The case is somewhat similar to that of a Pennsylvania attorney who sued the creator of the Second Life virtual world for illegally seizing his “virtual real estate.” But Marc Bragg settled his lawsuit before a judge ruled on whether virtual property rights are enforceable.
As far as disability rights in the virtual world, some courts have found that the ADA requires a bricks-and-mortar operation. Since a website “does not exist in any particular geographic location,” it is not a “place of public accommodation,” a federal judge said in Access Now v. Southwest Airlines, 227 F. Supp. 2d 1312 (2002).
On the other hand, in a case not directly related to the Internet, the 1st U.S. Circuit Court of Appeals stated that
the owner or operator of a store, hotel, restaurant, dentist’s office, travel agency, theatre, Web site, or other facility … that is open to the public cannot exclude disabled people from entering the facility and, once in, from using the facility in the same way that the nondisabled do. Carparts v.

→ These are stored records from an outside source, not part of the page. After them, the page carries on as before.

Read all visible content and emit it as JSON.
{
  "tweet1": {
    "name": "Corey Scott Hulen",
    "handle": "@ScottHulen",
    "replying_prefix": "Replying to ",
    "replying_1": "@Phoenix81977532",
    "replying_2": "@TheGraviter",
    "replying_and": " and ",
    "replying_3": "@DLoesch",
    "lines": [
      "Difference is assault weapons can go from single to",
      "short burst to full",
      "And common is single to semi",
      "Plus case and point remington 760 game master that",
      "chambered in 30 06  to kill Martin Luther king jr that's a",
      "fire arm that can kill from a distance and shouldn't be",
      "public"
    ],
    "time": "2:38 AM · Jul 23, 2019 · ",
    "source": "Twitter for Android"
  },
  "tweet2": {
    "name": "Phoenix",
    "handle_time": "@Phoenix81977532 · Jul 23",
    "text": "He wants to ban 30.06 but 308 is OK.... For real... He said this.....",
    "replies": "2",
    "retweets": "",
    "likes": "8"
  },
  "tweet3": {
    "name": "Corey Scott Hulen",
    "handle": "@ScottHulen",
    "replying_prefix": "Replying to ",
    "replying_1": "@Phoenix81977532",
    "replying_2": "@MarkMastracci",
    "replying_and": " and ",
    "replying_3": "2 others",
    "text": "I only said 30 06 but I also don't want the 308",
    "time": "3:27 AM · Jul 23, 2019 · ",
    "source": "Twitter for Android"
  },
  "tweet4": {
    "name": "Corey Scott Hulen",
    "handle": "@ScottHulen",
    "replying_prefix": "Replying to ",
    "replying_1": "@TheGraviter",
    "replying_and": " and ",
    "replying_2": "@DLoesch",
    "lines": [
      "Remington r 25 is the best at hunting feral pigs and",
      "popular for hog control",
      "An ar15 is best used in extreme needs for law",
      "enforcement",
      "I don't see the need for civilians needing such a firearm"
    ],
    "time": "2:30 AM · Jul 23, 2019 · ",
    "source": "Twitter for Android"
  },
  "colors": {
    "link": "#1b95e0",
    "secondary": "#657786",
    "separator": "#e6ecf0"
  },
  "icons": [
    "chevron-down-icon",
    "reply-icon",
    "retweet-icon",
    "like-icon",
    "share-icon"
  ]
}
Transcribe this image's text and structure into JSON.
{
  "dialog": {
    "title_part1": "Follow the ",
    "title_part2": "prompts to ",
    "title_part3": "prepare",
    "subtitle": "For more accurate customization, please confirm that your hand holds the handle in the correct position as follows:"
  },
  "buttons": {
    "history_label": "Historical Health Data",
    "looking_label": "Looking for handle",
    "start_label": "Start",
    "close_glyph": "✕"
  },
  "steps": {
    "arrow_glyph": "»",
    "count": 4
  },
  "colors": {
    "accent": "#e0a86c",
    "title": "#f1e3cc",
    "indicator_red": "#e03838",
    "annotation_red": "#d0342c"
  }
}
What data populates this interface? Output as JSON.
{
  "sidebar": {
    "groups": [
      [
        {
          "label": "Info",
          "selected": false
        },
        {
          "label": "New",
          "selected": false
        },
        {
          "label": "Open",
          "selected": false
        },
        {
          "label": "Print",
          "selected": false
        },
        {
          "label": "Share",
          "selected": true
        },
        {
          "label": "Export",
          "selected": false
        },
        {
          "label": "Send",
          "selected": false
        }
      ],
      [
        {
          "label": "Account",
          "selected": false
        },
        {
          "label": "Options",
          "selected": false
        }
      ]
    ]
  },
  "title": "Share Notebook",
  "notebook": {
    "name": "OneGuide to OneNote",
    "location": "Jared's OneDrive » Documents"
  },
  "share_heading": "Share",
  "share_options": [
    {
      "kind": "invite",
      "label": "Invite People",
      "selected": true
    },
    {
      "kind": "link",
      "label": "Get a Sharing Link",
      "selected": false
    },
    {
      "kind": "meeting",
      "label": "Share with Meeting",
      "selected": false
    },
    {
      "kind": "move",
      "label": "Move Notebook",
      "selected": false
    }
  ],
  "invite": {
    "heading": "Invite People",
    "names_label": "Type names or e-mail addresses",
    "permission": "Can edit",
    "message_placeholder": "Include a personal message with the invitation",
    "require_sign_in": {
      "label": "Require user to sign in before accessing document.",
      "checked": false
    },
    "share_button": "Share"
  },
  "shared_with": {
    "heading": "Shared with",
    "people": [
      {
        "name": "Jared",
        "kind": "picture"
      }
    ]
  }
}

Automotive Wholesaler’s Ass’n, 37 F.3d 12 (1994).
Judge Patel's Target decision may also give Stern some leverage. But it's not clear yet how he can show a nexus between the games he plays and a place of public accomodation.
In his complaint, he offers only vague arguments –- Sony's products are “accommodations offered to the public by Sony;” the products are offered in brick-and-mortar stores; and Sony manages promotional events for those products and those events are public accomodations.
Still, if, as Stern says, the virtual playground is a place of significant human interaction, perhaps he is moving in the right direction. Bravo to him for venturing into the real world.